Pemerintah Kaji Ulang Rencana Pajak Ekspor Nikel Imbas Jatuhnya Harga
Menteri Koordinator Bidang Kemaritiman dan Investasi, Luhut Binsar Pandjaitan, menyampaikan bahwa pemerintah tengah mengkaji ulang ihwal rencana penetapan pajak ekspor Fernonikel, nikel pig iron (NPI), dan nikel matte yang mengudara sejak awal 2022 lalu.
Langkah itu diambil sebagai respon pemerintah yang melihat adanya tren penurunan harga nikel sejak awal 2023. “Mungkin kita kemarin agak cepat memberikan usulan itu karena harganya bagus sehingga volume produksi tinggi. Namun sekarang harganya turun,” kata Luhut di Hotel Westin Jakarta pada Senin (9/5).
Merujuk laporan London Metal Exchange (LME) harga nikel untuk kontrak tiga bulan turun 3% ke US$ 23.997 per ton. Sepanjang 2023 berjalan, harga nikel LME merosot hingga 29,8% dari posisi US$ 31.150 di awal tahun.
Luhut tak memberikan kepastian lebih rinci terkait kelanjutan bea keluar ekspor komoditas hasil olahan bijih nikel kadar tinggi tersebut. Dia hanya menjelaskan bahwa pemerintah masih mencari momentum yang tepat untuk implementasinya. “Pemerintah akan melihat ekuilibriumnya dengan cermat,” ujar Luhut.
Adapun produk fernonikel, NPI, dan nikel matte merupakan bahan baku pembuatan baja tahan karat atau stainless steel. Lebih lanjut, pemerintah juga tak akan memberikan izin kepada pelaku usaha yang ingin mendirikan pabrik pengolahan dan pemurnian mineral (smelter) nikel yang menggunakan energi fosil.
Luhut mengatakan bahwa pemerintah hanya akan menginzinkan pembangunan smelter nikel yang menggunakan tenaga energi bersih. “Pemerintah tidak akan memberikan izin lagi kecuali dia pakai energi bersih,” ujar Luhut.
Pembatasan Smelter Nikel RKEF
Di sisi lain, pemerintah juga mulai membatasi pembangunan smelter nikel berteknologi Rotary Kiln Electric Furnace (RKEF). Langkah ini seiring berlebihnya produksi NPI atau feronikel yang menyebabkan harganya makin tertekan.
Pembatasan pembangunan smelter nikel RKEF ditujukan untuk menjaga pasokan bijih nikel untuk suplai bahan baku produk lanjutan yang lebih hilir, seperti prekursor, katoda, hingga baterai.

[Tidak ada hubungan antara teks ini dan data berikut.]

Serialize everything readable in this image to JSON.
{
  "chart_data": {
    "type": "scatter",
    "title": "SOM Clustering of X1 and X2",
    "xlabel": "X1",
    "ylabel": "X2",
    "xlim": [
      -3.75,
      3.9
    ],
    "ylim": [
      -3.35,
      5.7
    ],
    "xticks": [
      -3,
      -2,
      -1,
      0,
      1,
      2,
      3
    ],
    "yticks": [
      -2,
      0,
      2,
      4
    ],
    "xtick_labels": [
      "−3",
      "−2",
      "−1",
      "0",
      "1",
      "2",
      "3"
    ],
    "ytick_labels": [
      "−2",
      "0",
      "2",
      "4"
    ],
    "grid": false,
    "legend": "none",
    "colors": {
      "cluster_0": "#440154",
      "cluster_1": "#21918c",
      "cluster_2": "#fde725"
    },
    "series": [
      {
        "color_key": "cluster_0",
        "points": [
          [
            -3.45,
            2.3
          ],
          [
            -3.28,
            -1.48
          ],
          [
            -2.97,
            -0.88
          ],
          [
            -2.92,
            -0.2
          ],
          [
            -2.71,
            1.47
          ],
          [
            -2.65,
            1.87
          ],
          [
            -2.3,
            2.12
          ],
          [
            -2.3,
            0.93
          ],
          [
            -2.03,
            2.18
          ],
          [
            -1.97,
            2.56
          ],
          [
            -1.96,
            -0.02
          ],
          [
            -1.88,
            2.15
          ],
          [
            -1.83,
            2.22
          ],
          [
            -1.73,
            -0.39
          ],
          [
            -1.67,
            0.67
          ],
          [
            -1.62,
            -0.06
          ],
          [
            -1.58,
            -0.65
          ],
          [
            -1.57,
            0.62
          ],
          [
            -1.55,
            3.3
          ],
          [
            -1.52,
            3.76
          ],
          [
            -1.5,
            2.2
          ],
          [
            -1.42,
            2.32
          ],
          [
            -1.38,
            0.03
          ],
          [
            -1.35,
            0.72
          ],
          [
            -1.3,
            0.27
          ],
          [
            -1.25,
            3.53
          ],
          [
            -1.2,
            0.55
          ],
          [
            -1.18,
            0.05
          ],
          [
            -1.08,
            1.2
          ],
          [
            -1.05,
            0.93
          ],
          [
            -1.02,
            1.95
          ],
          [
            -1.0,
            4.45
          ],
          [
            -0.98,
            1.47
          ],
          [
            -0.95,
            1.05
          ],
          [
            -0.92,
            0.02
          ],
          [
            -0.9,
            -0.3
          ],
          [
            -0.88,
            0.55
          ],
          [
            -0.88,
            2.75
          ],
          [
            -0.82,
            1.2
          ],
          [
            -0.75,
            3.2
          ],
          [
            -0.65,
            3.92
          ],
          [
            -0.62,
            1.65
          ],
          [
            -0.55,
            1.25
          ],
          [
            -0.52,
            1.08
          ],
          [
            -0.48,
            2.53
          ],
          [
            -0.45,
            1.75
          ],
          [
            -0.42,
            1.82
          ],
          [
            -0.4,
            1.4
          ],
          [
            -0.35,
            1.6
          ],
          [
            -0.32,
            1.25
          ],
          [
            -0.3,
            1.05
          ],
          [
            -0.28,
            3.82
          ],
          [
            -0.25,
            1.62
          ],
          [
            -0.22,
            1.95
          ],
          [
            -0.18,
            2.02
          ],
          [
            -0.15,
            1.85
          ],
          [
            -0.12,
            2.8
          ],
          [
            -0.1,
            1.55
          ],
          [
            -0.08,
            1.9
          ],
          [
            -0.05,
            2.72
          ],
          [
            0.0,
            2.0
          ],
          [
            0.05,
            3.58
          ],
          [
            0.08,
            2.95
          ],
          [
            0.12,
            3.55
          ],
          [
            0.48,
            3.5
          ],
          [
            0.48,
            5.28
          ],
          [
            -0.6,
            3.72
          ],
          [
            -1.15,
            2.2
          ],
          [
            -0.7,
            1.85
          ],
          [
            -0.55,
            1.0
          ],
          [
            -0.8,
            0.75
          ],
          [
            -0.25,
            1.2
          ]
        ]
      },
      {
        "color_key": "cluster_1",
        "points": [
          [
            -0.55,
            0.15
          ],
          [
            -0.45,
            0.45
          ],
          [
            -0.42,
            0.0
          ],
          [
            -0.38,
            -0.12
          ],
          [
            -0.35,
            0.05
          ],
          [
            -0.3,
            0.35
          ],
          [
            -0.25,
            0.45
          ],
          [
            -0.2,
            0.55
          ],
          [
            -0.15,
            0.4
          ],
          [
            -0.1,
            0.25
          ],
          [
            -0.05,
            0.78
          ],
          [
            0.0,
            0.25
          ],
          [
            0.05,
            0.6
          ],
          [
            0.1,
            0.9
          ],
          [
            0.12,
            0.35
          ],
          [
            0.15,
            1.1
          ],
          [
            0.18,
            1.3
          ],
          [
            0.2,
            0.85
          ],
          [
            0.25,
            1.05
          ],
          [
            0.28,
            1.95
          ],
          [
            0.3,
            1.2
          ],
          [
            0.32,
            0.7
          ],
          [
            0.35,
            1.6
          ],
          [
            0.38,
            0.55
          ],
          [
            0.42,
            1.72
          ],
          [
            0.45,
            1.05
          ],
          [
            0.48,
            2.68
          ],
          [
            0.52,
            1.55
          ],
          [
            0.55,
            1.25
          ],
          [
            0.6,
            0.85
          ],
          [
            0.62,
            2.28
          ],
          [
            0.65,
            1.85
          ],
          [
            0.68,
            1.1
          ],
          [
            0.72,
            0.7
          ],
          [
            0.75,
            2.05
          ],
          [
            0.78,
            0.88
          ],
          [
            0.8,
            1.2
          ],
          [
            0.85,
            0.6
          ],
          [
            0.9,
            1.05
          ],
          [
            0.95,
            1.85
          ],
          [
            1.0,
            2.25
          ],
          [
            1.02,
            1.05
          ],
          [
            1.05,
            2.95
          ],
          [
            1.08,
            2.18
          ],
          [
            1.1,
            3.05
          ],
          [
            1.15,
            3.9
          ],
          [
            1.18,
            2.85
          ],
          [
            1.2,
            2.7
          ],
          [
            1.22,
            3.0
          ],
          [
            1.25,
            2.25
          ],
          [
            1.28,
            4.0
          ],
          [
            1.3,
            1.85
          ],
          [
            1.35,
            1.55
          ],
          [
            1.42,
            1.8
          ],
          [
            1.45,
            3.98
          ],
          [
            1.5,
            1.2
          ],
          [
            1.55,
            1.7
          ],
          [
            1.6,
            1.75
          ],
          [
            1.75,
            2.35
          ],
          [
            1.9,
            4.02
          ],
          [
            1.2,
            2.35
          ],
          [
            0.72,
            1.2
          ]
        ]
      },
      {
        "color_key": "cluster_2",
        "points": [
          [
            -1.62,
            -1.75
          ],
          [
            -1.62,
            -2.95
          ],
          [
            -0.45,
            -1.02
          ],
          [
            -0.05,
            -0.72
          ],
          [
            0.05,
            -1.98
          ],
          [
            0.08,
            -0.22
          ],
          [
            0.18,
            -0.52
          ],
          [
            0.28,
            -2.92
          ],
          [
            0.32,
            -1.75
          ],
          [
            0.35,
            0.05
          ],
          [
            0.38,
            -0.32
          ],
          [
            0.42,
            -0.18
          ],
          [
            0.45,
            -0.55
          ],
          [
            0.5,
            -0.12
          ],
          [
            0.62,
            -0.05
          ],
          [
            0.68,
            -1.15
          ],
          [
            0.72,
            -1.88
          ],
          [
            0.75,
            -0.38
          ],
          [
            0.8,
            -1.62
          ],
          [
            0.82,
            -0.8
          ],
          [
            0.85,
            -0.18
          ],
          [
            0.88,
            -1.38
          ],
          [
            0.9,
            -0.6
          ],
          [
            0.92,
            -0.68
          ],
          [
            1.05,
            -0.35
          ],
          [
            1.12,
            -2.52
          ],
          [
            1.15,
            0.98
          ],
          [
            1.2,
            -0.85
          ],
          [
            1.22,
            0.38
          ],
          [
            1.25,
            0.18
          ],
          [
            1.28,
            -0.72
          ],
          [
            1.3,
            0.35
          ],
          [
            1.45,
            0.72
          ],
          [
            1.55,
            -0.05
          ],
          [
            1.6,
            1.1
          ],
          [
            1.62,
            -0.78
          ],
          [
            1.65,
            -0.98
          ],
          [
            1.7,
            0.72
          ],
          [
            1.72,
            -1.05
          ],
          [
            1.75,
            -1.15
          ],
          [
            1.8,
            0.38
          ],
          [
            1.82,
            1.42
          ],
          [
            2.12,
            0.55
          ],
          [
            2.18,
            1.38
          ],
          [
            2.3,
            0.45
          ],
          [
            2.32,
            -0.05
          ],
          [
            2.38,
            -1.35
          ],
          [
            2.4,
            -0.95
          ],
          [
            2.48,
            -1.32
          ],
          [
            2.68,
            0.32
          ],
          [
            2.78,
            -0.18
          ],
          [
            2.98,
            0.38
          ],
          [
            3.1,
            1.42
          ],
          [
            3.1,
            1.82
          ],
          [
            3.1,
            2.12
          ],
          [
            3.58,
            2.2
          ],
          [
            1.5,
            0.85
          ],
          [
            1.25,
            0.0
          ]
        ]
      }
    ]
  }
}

Moratorium penyediaan smelter RKEF dinilai penting untuk menambah alokasi suplai bijih nikel untuk smelter hidrometalurgi High Pressure Acid Leach Leaching (HPAL). Pembahasan moratorium pengadaan smelter RKEF kini telah menjadi pengkajian khusus di bawah Kementerian Koordinator Bidang Kemaritiman dan Investasi.
Staf Khusus Menteri ESDM Bidang Percepatan Tata Kelola Mineral dan Batu Bara (Minerba), Irwandy Arif, menyampaikan laju produksi NPI hingga feronikel saat ini meningkatkan konsumsi bijih nikel yang signifikan untuk memeroleh bijih nikel saprolit kadar tinggi 1,5%-3%.
Irwandy menjelaskan, serapan bijih nikel untuk memproduksi NPI dan feronikel saat ini mencapai 100 juga hingga 160 juta ton per tahun. Besaran ini akan bengkak menjadi 450 juta ton per tahun jika pembangunan smelter RKEF masih diteruskan. Di sisi lain, cadangan bijih nikel Indonesia hanya 5,2 miliar ton.
"Perlu pembatasan penambahan investasi smelter NPI dan pengembangan pasar dan industri domestik barang besi dan baja anti karat untuk menyerap NPI dan feronikel," kata Irwandy saat menjadi pembicara pada diskusi Peningkatan Kapasitas Media Sektor Minerba di Hotel Ashley Jakarta pada Rabu (8/3).
Dia menilai, pemerintah perlu meningkatkan eksplorasi untuk cadangan nikel sembari menggenjot smelter HPAL yang mampu mengolah bijih nikel limonite kadar rendah 0,8-1,5% menjadi menjadi campuran padatan hidroksida dari nikel dan kobalt Mix Hydroxide Precipitate (MHP) maupun Mix Sulphide Precipitate (MSP).
Produk tersebut merupakan bahan baku utama produksi nikel sulfat atau kobalt sulfat. Dua produk antara itu merupakan bahan baku komponen baterai. "Diperlukan pembangunan smelter HPAL yang menghasilkan produk untuk bahan baku baterai listrik," ujar Irwandy.